Facebook's rumored location-tracking app: A privacy nightmare or more of the same?

Facebook has followed you around the Web, kept tabs on your Spotify listening habits, collected your check-in data, and now, the world’s largest social network wants to silently track your location, according to an online report. An unnamed Facebook smartphone app is reportedly set to be released in mid-March that would keep tabs on your location in real time and alert you when friends are nearby.

Facebook already does something similar with its check-in service, but the upcoming purported app would always be on, running in the background, according to Bloomberg.
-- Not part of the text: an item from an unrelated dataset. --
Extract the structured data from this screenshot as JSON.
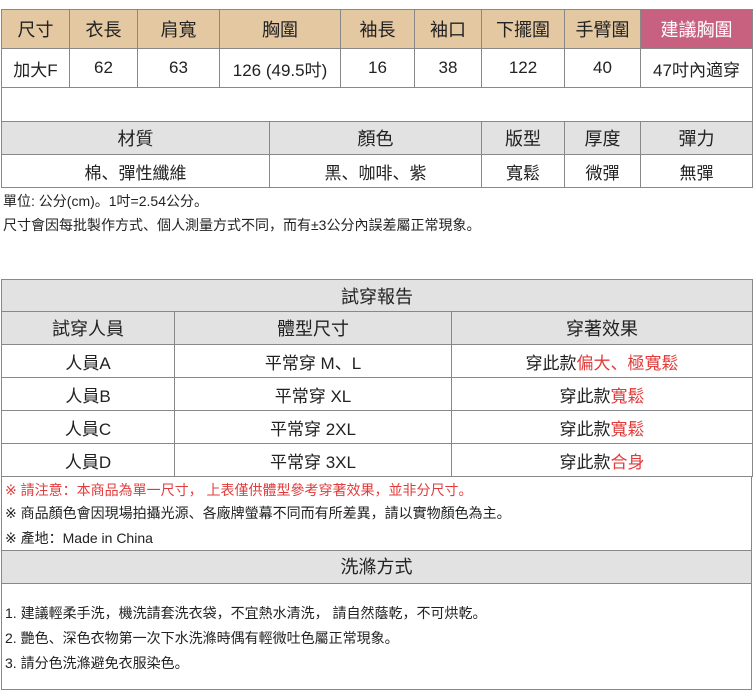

It’s not clear whether this new app would be a stand-alone program or built into the primary Facebook application.

Everybody else is doing it

While the idea of having Facebook follow you around on your daily adventures may not be appealing to some, the idea of a persistent mobile location app is nothing new. Google Latitude, introduced in 2009, and Apple’s Find My Friends, introduced in 2011, both doing something similar.

The difference, however, could be in the details of how the app works. Both Latitude and Find My Friends require you to explicitly approve each friend request before the apps start sharing your location. It’s not clear whether Facebook’s app would do something similar, or if it would just automatically start sharing your coordinates with your Facebook friends who are also using the service.

The social network’s data policies already allow for this type of automatic location sharing with your Facebook friends. “We receive data from the … device you use to access Facebook,” the policy reads. “This may include your IP address … Internet service, location, the type (including identifiers) of browser you use, or the pages you visit.” Facebook says one reason it may obtain this information is to “get your GPS or other location information so we can tell you if any of your friends are nearby.”

You may have already seen this policy in action thanks to Facebook’s check-in service (previously named Places) that was introduced in 2010. If you check-in to a location and a friend checks in somewhere else that’s nearby, you will receive a notification that your friend is in the area. So Facebook’s rumored service sounds like an extension of what the social network is already doing.

Of course, whenever Facebook starts asking you to share more information about your life, concerns from privacy advocates are never far behind. Facebook’s reputation for being relatively fast and loose with how it handles user data has already landed the social network in trouble. The company reached a settlement with the U.S. Federal Trade Commissionin late 2011 over previous privacy offenses. The deal resulted in a $16,000 fine and a promise to get user approval before making any changes to how Facebook handles user data.

Since 2011, the FTC has beefed up its punishments for privacy issues, recently fining the social networking app Path $800,000 for collecting personal information from users’ address books without their knowledge. And the federal agency also recently released some general recommendations for how mobile app developers should approach user privacy.

Big money?

But assuming Facebook really is coming out with a background location-sharing app, the lure of potential advertising dollars may override any concerns about government oversight. Along with its newly introduced Graph Search, a persistent location-sharing feature could help Facebook target ads even more effectively based on location and daily visits to particular places. It also opens up a bigger avenue for check-in deal coupons, a project also launched in 2010. If Facebook is always tracking your location, it could pop-up a deal alert that a nearby GAP is offering 50 percent off jeans, or a local coffee shop is offering a free croissant with the purchase of a latte.

This is pure speculation at this point, however, as Facebook has yet to announce a new location-sharing app or feature for its mobile products. But the prospect of sharing even more information with the world’s largest social network likely terrifies some users while exciting others.